Department of Justice Wages War on Free Education

Economics Regulatory Policy

A federal investigation will likely force the University of California-Berkeley to take down the online courses and lectures it offers for free—all in the name of “equality.” No matter that while campaigning for free community college, President Obama said that “education has always been the secret sauce, the secret to America’s success.” His Department of Justice must have missed the memo.

UC-Berkeley offers free online courses on several platforms, including iTunes U, YouTube, and edX. It offers massive open online courses (MOOCs) in subjects such as introductory statistics and financial planning. One MOOC teaches writing skills and includes practice assignments for the Advanced Placement (AP) examination in English Literature and Composition. Such a course could be useful to high school students who wish to take the AP exam but cannot afford expensive tutoring.

The horrors of free education are apparently too much for the Department of Justice. Last month, Rebecca Bond of the Department’s Civil Rights Division sent a letter to UC-Berkeley fretting that the free courses were not sufficiently accessible to people with disabilities under the Americans with Disabilities Act (ADA). The complaints include a lack of captions on some videos for deaf listeners and “insufficient color contrast” in some video lectures which is “difficult for an individual with low vision to discern."

The letter demanded that UC-Berkeley retool its online content so that “individuals with vision, hearing, and manual disabilities can acquire the same information, engage in the same interactions, and enjoy the same services as individuals without disabilities with substantially equivalent ease of use.” Most egregiously, the letter instructed the school to “pay compensatory damages to aggrieved individuals for injuries caused by UC-Berkeley’s failure to comply with [the ADA].”

The letter did not touch upon how, precisely, one can receive a refund for a free service.

Last week, Berkeley Vice Chancellor for Undergraduate Education Cathy Koshland released a statement on the Department’s letter. She wrote that UC-Berkeley has never received clear regulatory guidance on how to comply with the ADA, yet the Department has decided to punish the school anyways. Her statement implied that the Department’s actions will probably force the school to simply stop offering its content online for free.

“In many cases,” wrote Koshland, “the requirements proposed by the department would require the university to implement extremely expensive measures to continue to make these resources available to the public for free.”

Her position is understandable. Much of the content on UC-Berkeley’s YouTube channel, which has nearly 300,000 subscribers and over 40 million views, comprises recordings of lectures given on campus. The expense required to write complete captions of professors’ remarks and descriptions of all content written on blackboards would be prohibitive—there are 13,800 hours of content on the YouTube channel alone. It is much easier to simply take the videos down.

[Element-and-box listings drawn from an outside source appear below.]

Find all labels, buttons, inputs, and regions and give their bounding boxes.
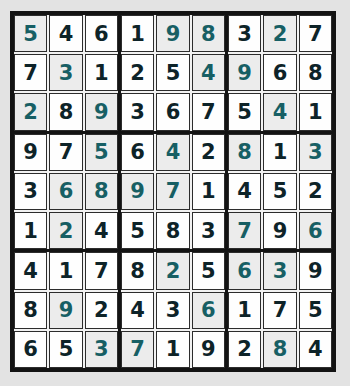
cell-r5c5[interactable]: 7 bbox=[156, 173, 189, 210]
cell-r8c4[interactable]: 4 bbox=[121, 292, 154, 329]
cell-r7c8[interactable]: 3 bbox=[263, 252, 296, 289]
cell-r9c4[interactable]: 7 bbox=[121, 331, 154, 368]
cell-r6c6[interactable]: 3 bbox=[192, 212, 225, 249]
cell-r9c9[interactable]: 4 bbox=[299, 331, 332, 368]
cell-r4c3[interactable]: 5 bbox=[85, 134, 118, 171]
cell-r5c9[interactable]: 2 bbox=[299, 173, 332, 210]
cell-r1c3[interactable]: 6 bbox=[85, 15, 118, 52]
cell-r4c6[interactable]: 2 bbox=[192, 134, 225, 171]
box-7: 417892653 bbox=[14, 252, 118, 368]
cell-r6c2[interactable]: 2 bbox=[49, 212, 82, 249]
cell-r6c9[interactable]: 6 bbox=[299, 212, 332, 249]
cell-r8c1[interactable]: 8 bbox=[14, 292, 47, 329]
cell-r2c2[interactable]: 3 bbox=[49, 54, 82, 91]
page: 5467312891982543673279685419753681246429… bbox=[0, 0, 350, 386]
cell-r9c3[interactable]: 3 bbox=[85, 331, 118, 368]
cell-r5c3[interactable]: 8 bbox=[85, 173, 118, 210]
cell-r1c7[interactable]: 3 bbox=[228, 15, 261, 52]
cell-r3c8[interactable]: 4 bbox=[263, 93, 296, 130]
cell-r9c2[interactable]: 5 bbox=[49, 331, 82, 368]
cell-r7c6[interactable]: 5 bbox=[192, 252, 225, 289]
cell-r3c9[interactable]: 1 bbox=[299, 93, 332, 130]
cell-r7c5[interactable]: 2 bbox=[156, 252, 189, 289]
cell-r3c6[interactable]: 7 bbox=[192, 93, 225, 130]
cell-r3c1[interactable]: 2 bbox=[14, 93, 47, 130]
box-8: 825436719 bbox=[121, 252, 225, 368]
box-2: 198254367 bbox=[121, 15, 225, 131]
cell-r9c7[interactable]: 2 bbox=[228, 331, 261, 368]
cell-r2c6[interactable]: 4 bbox=[192, 54, 225, 91]
cell-r1c8[interactable]: 2 bbox=[263, 15, 296, 52]
cell-r7c1[interactable]: 4 bbox=[14, 252, 47, 289]
cell-r6c7[interactable]: 7 bbox=[228, 212, 261, 249]
cell-r7c3[interactable]: 7 bbox=[85, 252, 118, 289]
box-6: 813452796 bbox=[228, 134, 332, 250]
cell-r6c8[interactable]: 9 bbox=[263, 212, 296, 249]
cell-r5c8[interactable]: 5 bbox=[263, 173, 296, 210]
cell-r2c3[interactable]: 1 bbox=[85, 54, 118, 91]
cell-r1c1[interactable]: 5 bbox=[14, 15, 47, 52]
cell-r7c4[interactable]: 8 bbox=[121, 252, 154, 289]
cell-r1c4[interactable]: 1 bbox=[121, 15, 154, 52]
cell-r6c3[interactable]: 4 bbox=[85, 212, 118, 249]
cell-r3c7[interactable]: 5 bbox=[228, 93, 261, 130]
cell-r1c9[interactable]: 7 bbox=[299, 15, 332, 52]
cell-r2c7[interactable]: 9 bbox=[228, 54, 261, 91]
cell-r8c9[interactable]: 5 bbox=[299, 292, 332, 329]
cell-r2c1[interactable]: 7 bbox=[14, 54, 47, 91]
cell-r9c8[interactable]: 8 bbox=[263, 331, 296, 368]
cell-r4c7[interactable]: 8 bbox=[228, 134, 261, 171]
cell-r7c2[interactable]: 1 bbox=[49, 252, 82, 289]
cell-r4c9[interactable]: 3 bbox=[299, 134, 332, 171]
cell-r8c7[interactable]: 1 bbox=[228, 292, 261, 329]
board-grid: 5467312891982543673279685419753681246429… bbox=[14, 15, 332, 368]
cell-r6c5[interactable]: 8 bbox=[156, 212, 189, 249]
cell-r5c2[interactable]: 6 bbox=[49, 173, 82, 210]
cell-r6c4[interactable]: 5 bbox=[121, 212, 154, 249]
cell-r1c2[interactable]: 4 bbox=[49, 15, 82, 52]
cell-r3c3[interactable]: 9 bbox=[85, 93, 118, 130]
box-3: 327968541 bbox=[228, 15, 332, 131]
sudoku-board: 5467312891982543673279685419753681246429… bbox=[10, 11, 336, 372]
cell-r4c8[interactable]: 1 bbox=[263, 134, 296, 171]
cell-r3c4[interactable]: 3 bbox=[121, 93, 154, 130]
cell-r9c5[interactable]: 1 bbox=[156, 331, 189, 368]
cell-r8c8[interactable]: 7 bbox=[263, 292, 296, 329]
cell-r8c6[interactable]: 6 bbox=[192, 292, 225, 329]
cell-r9c6[interactable]: 9 bbox=[192, 331, 225, 368]
box-5: 642971583 bbox=[121, 134, 225, 250]
box-4: 975368124 bbox=[14, 134, 118, 250]
cell-r1c6[interactable]: 8 bbox=[192, 15, 225, 52]
cell-r1c5[interactable]: 9 bbox=[156, 15, 189, 52]
cell-r5c7[interactable]: 4 bbox=[228, 173, 261, 210]
box-9: 639175284 bbox=[228, 252, 332, 368]
cell-r4c1[interactable]: 9 bbox=[14, 134, 47, 171]
cell-r7c9[interactable]: 9 bbox=[299, 252, 332, 289]
cell-r6c1[interactable]: 1 bbox=[14, 212, 47, 249]
cell-r3c2[interactable]: 8 bbox=[49, 93, 82, 130]
cell-r2c8[interactable]: 6 bbox=[263, 54, 296, 91]
cell-r5c4[interactable]: 9 bbox=[121, 173, 154, 210]
cell-r9c1[interactable]: 6 bbox=[14, 331, 47, 368]
cell-r3c5[interactable]: 6 bbox=[156, 93, 189, 130]
cell-r7c7[interactable]: 6 bbox=[228, 252, 261, 289]
cell-r8c2[interactable]: 9 bbox=[49, 292, 82, 329]
cell-r2c5[interactable]: 5 bbox=[156, 54, 189, 91]
cell-r2c9[interactable]: 8 bbox=[299, 54, 332, 91]
cell-r8c5[interactable]: 3 bbox=[156, 292, 189, 329]
cell-r5c6[interactable]: 1 bbox=[192, 173, 225, 210]
cell-r2c4[interactable]: 2 bbox=[121, 54, 154, 91]
box-1: 546731289 bbox=[14, 15, 118, 131]
cell-r4c4[interactable]: 6 bbox=[121, 134, 154, 171]
cell-r8c3[interactable]: 2 bbox=[85, 292, 118, 329]
cell-r5c1[interactable]: 3 bbox=[14, 173, 47, 210]
cell-r4c2[interactable]: 7 bbox=[49, 134, 82, 171]
cell-r4c5[interactable]: 4 bbox=[156, 134, 189, 171]
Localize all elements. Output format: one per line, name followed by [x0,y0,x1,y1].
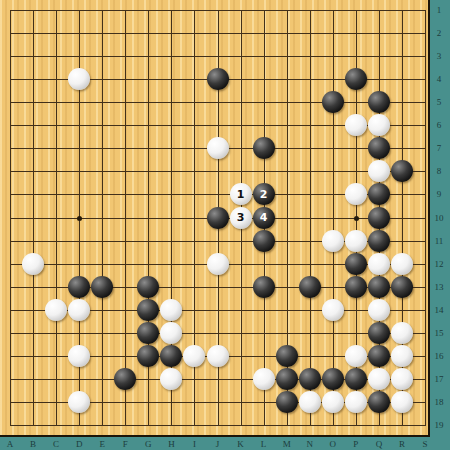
stone-M17-black[interactable] [276,368,298,390]
row-label-9: 9 [430,189,448,199]
go-game-screen: 1234 ABCDEFGHIJKLMNOPQRS 123456789101112… [0,0,450,450]
stone-R8-black[interactable] [391,160,413,182]
col-label-J: J [212,439,224,449]
stone-R16-white[interactable] [391,345,413,367]
stone-N13-black[interactable] [299,276,321,298]
col-label-K: K [235,439,247,449]
stone-P17-black[interactable] [345,368,367,390]
row-label-10: 10 [430,213,448,223]
row-label-5: 5 [430,97,448,107]
stone-L7-black[interactable] [253,137,275,159]
col-label-P: P [350,439,362,449]
stone-O14-white[interactable] [322,299,344,321]
stone-H14-white[interactable] [160,299,182,321]
stone-L10-black-move-4[interactable]: 4 [253,207,275,229]
col-label-F: F [119,439,131,449]
col-label-L: L [258,439,270,449]
stone-L17-white[interactable] [253,368,275,390]
row-label-11: 11 [430,236,448,246]
stone-G16-black[interactable] [137,345,159,367]
stone-Q18-black[interactable] [368,391,390,413]
stone-O18-white[interactable] [322,391,344,413]
stone-D14-white[interactable] [68,299,90,321]
stone-I16-white[interactable] [183,345,205,367]
col-label-B: B [27,439,39,449]
col-label-H: H [165,439,177,449]
col-label-N: N [304,439,316,449]
stone-D4-white[interactable] [68,68,90,90]
stone-R15-white[interactable] [391,322,413,344]
stone-K10-white-move-3[interactable]: 3 [230,207,252,229]
stone-Q14-white[interactable] [368,299,390,321]
star-point [77,216,82,221]
grid-line-horizontal [10,333,426,334]
stone-Q13-black[interactable] [368,276,390,298]
stone-Q5-black[interactable] [368,91,390,113]
stone-P18-white[interactable] [345,391,367,413]
stone-R13-black[interactable] [391,276,413,298]
stone-M16-black[interactable] [276,345,298,367]
stone-F17-black[interactable] [114,368,136,390]
stone-J10-black[interactable] [207,207,229,229]
col-label-S: S [419,439,431,449]
stone-L11-black[interactable] [253,230,275,252]
stone-P16-white[interactable] [345,345,367,367]
stone-N18-white[interactable] [299,391,321,413]
stone-J4-black[interactable] [207,68,229,90]
row-label-1: 1 [430,5,448,15]
stone-D18-white[interactable] [68,391,90,413]
stone-R17-white[interactable] [391,368,413,390]
stone-P4-black[interactable] [345,68,367,90]
row-label-18: 18 [430,397,448,407]
stone-Q17-white[interactable] [368,368,390,390]
col-label-I: I [188,439,200,449]
col-label-E: E [96,439,108,449]
stone-G14-black[interactable] [137,299,159,321]
stone-G15-black[interactable] [137,322,159,344]
go-board[interactable]: 1234 [0,0,430,437]
stone-R12-white[interactable] [391,253,413,275]
stone-Q11-black[interactable] [368,230,390,252]
stone-P9-white[interactable] [345,183,367,205]
row-label-8: 8 [430,166,448,176]
row-label-16: 16 [430,351,448,361]
stone-Q10-black[interactable] [368,207,390,229]
stone-Q7-black[interactable] [368,137,390,159]
row-label-6: 6 [430,120,448,130]
stone-P6-white[interactable] [345,114,367,136]
col-label-Q: Q [373,439,385,449]
row-label-3: 3 [430,51,448,61]
stone-J7-white[interactable] [207,137,229,159]
stone-G13-black[interactable] [137,276,159,298]
col-label-O: O [327,439,339,449]
col-label-D: D [73,439,85,449]
stone-Q8-white[interactable] [368,160,390,182]
grid-line-horizontal [10,425,426,426]
stone-Q12-white[interactable] [368,253,390,275]
stone-H15-white[interactable] [160,322,182,344]
stone-E13-black[interactable] [91,276,113,298]
stone-O5-black[interactable] [322,91,344,113]
grid-line-vertical [333,10,334,426]
stone-P12-black[interactable] [345,253,367,275]
stone-J12-white[interactable] [207,253,229,275]
stone-C14-white[interactable] [45,299,67,321]
row-label-15: 15 [430,328,448,338]
star-point [354,216,359,221]
stone-K9-white-move-1[interactable]: 1 [230,183,252,205]
row-label-12: 12 [430,259,448,269]
col-label-M: M [281,439,293,449]
grid-line-vertical [425,10,426,426]
row-label-13: 13 [430,282,448,292]
stone-N17-black[interactable] [299,368,321,390]
stone-Q9-black[interactable] [368,183,390,205]
row-label-2: 2 [430,28,448,38]
stone-O17-black[interactable] [322,368,344,390]
stone-R18-white[interactable] [391,391,413,413]
stone-P13-black[interactable] [345,276,367,298]
stone-Q16-black[interactable] [368,345,390,367]
row-label-19: 19 [430,420,448,430]
stone-B12-white[interactable] [22,253,44,275]
row-label-17: 17 [430,374,448,384]
col-label-A: A [4,439,16,449]
stone-Q6-white[interactable] [368,114,390,136]
col-label-G: G [142,439,154,449]
stone-P11-white[interactable] [345,230,367,252]
col-label-R: R [396,439,408,449]
stone-O11-white[interactable] [322,230,344,252]
stone-Q15-black[interactable] [368,322,390,344]
stone-L9-black-move-2[interactable]: 2 [253,183,275,205]
stone-D16-white[interactable] [68,345,90,367]
stone-M18-black[interactable] [276,391,298,413]
stone-J16-white[interactable] [207,345,229,367]
stone-L13-black[interactable] [253,276,275,298]
stone-H16-black[interactable] [160,345,182,367]
row-label-14: 14 [430,305,448,315]
stone-D13-black[interactable] [68,276,90,298]
stone-H17-white[interactable] [160,368,182,390]
grid-line-vertical [310,10,311,426]
col-label-C: C [50,439,62,449]
row-label-7: 7 [430,143,448,153]
row-label-4: 4 [430,74,448,84]
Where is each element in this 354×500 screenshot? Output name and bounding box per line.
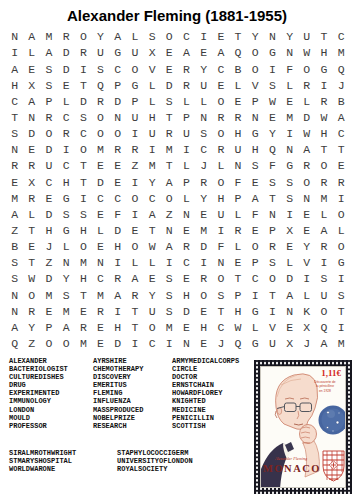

Cato Institute senior fellow Walter Olson has pointed out the growing problem of lawyers filing frivolous complaints or lawsuits on behalf of disabled individuals. They take advantage of pliant regulatory bodies such as the Department of Justice or defendants wishing to avoid large legal expenses and pocket a hefty share of the settlement. One lawyer in Arizona filed over 2,000 lawsuits under the ADA in a single year. Lawsuits have also been filed against Harvard and MIT over those schools’ MOOCs alleged noncompliance with the ADA.

Universities should certainly strive to make their courses as accessible as possible to people with disabilities. But the government should not set up a dichotomy between “access for all” and “access for none.” About one percent of the American population has “severe difficulty” hearing or seeing, according to the Census Bureau. If an institution can make knowledge freely available to 99% of the population, the world is still much better off.

Instead, the Department of Justice has decided to restrict a world-class education to the ranks of the elite who manage to attend UC-Berkeley in person (total in-state cost of attendance:$33,418). Even worse, the Department has struck a blow against innovation in a sector that desperately needs some new ideas. Ironically, a law intended to promote equality has found itself with enforcers determined to do anything but.